14. SUBSEQUENT EVENTS

 

On July 25, 2023, the Company filed a Certificate of Amendment to its Articles of Incorporation authorizing a 1-for-10 reverse stock split of the issued and outstanding shares of its common stock. The Company’s stockholders previously approved the Reverse Stock Split at the Company’s Special Shareholder Meeting held on July 7, 2023. The Reverse Stock Split was effected to reduce the number of issued and outstanding shares and to increase the per share trading value of the Company’s common stock, although that outcome is not guaranteed. In turn, the Company believes that the Reverse Stock Split will enable the Company to restore compliance with certain continued listing standards of NASDAQ Capital Market. Unless otherwise noted, all shares and related financial information in this Form 10-Q reflect this 1-for-10 reverse stock split. The shares of common stock retain a par value of $0.001 per share. Accordingly, an amount equal to the par value of the increased shares resulting from the stock split was reclassified from “Common stock” to “Additional paid-in capital.”

 

On July 27, 2023, the Company entered into that certain securities purchase agreement. relating to the offer and sale of 300,000 shares of common stock, par value $0.001 per share and 200,000 pre-funded warrants, at an exercise price of $0.001 per share, in a registered direct offering. Pursuant to the Purchase Agreement, the Company agreed to sell the Shares and/or Pre-funded Warrants at a per share purchase price of $3.50, for gross proceeds of $1,750,000, before deducting any estimated offering expenses. On August 1, 2023, the pre-funded warrants were exercised.

 

On July 31, 2023, the Company entered into a binding term sheet with Xinnovation Therapeutics Co., Ltd., a Company incorporated under the Law of People’s Republic of China.
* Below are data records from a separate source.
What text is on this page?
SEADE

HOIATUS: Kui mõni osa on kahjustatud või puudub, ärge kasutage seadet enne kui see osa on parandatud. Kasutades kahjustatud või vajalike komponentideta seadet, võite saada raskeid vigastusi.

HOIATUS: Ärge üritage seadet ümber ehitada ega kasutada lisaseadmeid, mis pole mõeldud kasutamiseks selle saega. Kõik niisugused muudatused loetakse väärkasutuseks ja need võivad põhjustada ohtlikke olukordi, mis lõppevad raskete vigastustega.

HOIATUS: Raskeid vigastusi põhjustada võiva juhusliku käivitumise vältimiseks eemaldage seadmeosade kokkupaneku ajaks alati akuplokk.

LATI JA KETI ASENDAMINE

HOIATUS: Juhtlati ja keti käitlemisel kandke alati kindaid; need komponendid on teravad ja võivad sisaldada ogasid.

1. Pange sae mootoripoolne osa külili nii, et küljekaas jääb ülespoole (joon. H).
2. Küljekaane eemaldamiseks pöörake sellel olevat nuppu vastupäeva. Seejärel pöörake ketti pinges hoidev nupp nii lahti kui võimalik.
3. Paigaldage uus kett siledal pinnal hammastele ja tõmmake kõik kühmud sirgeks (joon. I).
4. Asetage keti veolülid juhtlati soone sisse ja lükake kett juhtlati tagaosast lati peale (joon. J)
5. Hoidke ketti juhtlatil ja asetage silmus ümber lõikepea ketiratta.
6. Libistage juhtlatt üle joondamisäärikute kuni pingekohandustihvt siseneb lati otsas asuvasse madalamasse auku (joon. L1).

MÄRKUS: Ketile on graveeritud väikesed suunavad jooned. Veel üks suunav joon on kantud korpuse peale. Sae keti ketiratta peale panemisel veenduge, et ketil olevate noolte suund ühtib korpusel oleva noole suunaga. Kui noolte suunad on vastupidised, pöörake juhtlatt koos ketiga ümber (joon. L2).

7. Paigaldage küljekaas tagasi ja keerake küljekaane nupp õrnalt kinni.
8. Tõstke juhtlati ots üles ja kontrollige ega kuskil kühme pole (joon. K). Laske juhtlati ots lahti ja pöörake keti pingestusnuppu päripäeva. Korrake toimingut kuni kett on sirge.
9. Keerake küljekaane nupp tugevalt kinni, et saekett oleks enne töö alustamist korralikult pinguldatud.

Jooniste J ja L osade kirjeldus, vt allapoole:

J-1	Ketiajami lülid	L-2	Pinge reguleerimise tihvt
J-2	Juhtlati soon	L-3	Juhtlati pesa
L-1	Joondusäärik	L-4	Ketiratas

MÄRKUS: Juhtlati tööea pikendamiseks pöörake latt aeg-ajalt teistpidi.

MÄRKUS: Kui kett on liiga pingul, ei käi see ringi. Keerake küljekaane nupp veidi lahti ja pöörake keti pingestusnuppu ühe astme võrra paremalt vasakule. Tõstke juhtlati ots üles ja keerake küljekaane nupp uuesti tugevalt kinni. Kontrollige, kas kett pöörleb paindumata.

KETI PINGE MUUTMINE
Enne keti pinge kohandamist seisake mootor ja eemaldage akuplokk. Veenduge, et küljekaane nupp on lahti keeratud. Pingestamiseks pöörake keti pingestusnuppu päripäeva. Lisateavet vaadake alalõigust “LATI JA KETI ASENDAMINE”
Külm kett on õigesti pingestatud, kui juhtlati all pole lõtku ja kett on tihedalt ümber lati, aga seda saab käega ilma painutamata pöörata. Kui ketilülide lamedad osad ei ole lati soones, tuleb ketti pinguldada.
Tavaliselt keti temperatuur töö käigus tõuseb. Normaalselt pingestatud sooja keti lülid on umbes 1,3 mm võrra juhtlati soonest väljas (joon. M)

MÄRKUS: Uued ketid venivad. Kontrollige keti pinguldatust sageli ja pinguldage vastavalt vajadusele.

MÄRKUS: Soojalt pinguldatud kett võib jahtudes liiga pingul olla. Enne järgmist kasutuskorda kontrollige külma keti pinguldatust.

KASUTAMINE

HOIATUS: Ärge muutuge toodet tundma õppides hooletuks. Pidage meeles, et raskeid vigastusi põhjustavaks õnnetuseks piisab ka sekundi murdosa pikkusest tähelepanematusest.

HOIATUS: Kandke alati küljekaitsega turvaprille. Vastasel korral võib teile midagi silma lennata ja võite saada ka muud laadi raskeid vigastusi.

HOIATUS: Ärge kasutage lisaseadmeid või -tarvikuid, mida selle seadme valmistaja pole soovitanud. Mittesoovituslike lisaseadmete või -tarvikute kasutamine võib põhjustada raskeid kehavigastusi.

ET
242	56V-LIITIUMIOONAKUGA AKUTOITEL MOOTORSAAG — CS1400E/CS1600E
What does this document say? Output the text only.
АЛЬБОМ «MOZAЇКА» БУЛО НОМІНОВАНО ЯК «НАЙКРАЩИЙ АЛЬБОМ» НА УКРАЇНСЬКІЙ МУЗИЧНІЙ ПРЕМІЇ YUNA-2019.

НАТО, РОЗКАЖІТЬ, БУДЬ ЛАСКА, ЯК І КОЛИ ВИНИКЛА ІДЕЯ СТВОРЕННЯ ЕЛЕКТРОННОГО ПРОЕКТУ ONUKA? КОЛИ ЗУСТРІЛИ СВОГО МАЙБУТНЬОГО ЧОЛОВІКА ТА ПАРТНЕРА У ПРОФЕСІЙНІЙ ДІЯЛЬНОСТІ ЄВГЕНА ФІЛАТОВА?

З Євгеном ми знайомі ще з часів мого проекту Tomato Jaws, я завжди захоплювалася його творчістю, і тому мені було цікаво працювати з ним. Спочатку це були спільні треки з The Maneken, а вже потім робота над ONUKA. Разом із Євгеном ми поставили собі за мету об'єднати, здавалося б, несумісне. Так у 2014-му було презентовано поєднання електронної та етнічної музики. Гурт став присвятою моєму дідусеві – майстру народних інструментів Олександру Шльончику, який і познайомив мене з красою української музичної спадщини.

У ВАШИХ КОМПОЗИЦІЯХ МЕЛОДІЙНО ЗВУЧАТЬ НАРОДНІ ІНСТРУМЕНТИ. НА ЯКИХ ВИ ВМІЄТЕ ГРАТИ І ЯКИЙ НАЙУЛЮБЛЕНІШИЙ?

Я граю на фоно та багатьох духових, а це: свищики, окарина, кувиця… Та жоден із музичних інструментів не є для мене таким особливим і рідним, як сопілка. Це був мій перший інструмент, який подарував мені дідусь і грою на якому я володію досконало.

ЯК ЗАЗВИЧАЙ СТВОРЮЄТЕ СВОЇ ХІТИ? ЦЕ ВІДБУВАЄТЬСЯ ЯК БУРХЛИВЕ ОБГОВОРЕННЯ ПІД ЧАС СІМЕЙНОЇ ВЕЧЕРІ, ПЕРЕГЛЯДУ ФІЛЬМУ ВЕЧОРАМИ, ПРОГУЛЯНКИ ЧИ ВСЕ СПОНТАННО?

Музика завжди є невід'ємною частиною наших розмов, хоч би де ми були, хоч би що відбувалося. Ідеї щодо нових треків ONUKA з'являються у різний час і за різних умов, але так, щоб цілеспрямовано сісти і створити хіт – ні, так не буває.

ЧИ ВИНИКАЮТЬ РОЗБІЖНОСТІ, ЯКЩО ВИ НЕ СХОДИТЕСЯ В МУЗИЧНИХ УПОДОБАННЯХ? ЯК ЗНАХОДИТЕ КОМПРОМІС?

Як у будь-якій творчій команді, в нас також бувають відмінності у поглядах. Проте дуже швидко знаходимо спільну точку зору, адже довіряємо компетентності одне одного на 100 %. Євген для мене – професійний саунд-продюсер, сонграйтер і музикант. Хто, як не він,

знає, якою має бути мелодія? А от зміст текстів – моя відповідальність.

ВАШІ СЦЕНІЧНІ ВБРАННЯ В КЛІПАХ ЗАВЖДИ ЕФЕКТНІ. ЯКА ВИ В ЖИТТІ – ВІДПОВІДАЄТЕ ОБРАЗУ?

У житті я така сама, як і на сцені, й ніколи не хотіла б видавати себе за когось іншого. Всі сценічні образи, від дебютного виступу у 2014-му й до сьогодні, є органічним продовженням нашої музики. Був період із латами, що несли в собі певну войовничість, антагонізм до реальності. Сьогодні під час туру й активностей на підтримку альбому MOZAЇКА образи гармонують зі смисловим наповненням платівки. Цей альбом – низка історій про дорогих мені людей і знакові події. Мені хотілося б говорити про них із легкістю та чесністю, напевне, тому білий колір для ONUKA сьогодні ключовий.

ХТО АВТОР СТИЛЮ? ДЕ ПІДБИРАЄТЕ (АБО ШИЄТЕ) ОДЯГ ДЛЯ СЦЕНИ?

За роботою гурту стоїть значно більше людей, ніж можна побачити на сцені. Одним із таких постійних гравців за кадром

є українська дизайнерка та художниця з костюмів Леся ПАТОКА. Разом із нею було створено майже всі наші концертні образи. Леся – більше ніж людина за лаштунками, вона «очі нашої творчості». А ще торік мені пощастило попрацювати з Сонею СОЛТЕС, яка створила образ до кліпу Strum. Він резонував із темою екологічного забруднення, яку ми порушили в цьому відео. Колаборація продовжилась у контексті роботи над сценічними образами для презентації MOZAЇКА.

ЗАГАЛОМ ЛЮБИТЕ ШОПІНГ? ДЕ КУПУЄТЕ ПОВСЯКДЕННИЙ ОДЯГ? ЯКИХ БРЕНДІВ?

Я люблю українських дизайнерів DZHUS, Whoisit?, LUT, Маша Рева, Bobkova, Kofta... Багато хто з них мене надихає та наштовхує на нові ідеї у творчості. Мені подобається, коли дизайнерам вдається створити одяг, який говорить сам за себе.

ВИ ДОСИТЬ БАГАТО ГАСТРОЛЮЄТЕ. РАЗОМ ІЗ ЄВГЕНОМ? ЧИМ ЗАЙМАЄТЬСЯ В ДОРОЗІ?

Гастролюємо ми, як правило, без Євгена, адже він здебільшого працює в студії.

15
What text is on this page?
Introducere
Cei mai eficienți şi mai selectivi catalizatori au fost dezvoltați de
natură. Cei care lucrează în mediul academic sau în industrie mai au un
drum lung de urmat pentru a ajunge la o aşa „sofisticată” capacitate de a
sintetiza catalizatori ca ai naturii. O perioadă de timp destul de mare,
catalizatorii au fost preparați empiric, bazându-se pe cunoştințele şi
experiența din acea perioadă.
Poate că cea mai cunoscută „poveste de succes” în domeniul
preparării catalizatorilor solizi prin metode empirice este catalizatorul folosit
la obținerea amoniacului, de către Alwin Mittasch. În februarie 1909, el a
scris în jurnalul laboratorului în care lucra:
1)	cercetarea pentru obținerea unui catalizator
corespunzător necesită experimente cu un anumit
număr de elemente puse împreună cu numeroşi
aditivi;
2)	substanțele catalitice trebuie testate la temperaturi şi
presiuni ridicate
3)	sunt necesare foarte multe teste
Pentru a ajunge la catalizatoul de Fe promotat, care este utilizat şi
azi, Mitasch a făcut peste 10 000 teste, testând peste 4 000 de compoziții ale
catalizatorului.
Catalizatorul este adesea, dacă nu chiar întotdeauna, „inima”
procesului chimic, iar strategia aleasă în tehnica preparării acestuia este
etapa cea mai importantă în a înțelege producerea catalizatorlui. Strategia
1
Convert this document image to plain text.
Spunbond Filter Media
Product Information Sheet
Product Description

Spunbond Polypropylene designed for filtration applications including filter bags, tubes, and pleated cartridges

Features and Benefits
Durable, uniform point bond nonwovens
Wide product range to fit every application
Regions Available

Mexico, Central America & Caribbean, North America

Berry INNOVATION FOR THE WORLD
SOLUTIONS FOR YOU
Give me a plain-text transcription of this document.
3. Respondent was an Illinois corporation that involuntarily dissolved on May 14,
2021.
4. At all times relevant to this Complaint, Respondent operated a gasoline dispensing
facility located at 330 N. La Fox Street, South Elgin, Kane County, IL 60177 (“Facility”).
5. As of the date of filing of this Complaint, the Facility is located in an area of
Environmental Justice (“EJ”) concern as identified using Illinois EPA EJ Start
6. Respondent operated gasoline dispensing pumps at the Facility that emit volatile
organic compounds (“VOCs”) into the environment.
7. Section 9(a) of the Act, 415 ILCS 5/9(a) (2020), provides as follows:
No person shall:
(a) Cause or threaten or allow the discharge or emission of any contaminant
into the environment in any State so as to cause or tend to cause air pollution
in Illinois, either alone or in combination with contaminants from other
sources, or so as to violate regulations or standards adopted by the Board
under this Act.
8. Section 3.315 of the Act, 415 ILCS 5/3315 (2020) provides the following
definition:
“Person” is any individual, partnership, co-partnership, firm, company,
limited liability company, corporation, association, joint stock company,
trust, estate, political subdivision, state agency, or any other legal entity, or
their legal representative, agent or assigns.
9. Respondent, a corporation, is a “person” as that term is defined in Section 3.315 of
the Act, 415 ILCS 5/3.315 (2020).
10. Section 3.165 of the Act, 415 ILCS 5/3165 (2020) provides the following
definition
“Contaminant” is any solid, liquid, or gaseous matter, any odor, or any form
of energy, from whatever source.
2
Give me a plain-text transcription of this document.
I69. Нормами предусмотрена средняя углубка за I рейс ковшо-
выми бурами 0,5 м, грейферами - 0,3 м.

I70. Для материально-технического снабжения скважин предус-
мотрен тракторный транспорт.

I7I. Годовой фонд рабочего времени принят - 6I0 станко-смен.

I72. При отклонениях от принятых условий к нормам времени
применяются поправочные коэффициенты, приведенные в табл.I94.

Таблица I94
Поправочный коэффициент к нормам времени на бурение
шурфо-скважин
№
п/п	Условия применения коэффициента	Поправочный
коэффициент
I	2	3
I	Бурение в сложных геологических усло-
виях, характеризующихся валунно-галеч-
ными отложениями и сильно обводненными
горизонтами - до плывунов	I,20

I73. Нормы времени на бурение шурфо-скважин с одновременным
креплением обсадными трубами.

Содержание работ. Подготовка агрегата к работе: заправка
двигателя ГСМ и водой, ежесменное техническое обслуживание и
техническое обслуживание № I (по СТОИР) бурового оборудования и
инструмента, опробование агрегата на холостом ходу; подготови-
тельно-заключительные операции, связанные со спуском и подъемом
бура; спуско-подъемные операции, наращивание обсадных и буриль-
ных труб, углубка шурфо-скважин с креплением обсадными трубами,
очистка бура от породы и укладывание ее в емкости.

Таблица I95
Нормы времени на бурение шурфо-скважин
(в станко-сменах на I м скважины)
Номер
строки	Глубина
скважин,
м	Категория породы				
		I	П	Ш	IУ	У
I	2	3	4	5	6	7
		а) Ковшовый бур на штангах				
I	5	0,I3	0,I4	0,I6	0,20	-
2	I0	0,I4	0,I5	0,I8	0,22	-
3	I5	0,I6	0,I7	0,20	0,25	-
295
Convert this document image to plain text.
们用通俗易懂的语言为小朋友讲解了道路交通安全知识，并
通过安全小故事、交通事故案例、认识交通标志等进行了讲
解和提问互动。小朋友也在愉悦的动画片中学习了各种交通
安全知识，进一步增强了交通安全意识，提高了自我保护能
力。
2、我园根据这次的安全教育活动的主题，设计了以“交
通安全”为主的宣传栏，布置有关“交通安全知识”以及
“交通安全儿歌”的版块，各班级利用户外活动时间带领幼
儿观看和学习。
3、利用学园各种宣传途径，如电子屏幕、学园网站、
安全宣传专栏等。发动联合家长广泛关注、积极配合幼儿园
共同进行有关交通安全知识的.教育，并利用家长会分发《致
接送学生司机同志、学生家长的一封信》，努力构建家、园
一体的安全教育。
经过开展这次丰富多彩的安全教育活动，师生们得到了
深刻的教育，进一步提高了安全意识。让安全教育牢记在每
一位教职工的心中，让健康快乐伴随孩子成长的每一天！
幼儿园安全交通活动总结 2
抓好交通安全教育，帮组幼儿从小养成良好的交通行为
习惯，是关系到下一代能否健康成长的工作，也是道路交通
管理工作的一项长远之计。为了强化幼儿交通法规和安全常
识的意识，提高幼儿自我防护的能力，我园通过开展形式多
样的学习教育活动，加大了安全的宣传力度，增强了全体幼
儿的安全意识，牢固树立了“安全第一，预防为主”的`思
The term sheet contemplates that, pursuant to definitive agreements, Xinnovation will be granted an exclusive license to develop, manufacture, market, and distribute ABV-1504 for Major Depressive Disorder (MDD) and ABV-1505 for Attention-Deficit/Hyperactivity Disorder, in the Chinese market and shall bear the costs for clinical trials and product registration in China and the Company would receive an initial license fee and royalty payments ranging from 5% to 12% based on the projected annual net sales of the licensed drugs by Xinnovation in China.

 

On August 1, 2023, Lind converted $500,000 of convertible notes from the February 2023 Lind Offering, at $3.5 per share and received 142,857 shares of common stock. The principal amount of the note therefore reduced to $3,204,167.

 

The Company has evaluated subsequent events and transactions that occurred after June 30, 2023 up through the date the Company issued these unaudited consolidated financial statements on August 14, 2023. All subsequent events requiring recognition as of June 30, 2023 have been incorporated into these unaudited consolidated financial statements and there are no other subsequent events that require disclosure in accordance with FASB ASC Topic 855, “Subsequent Events.”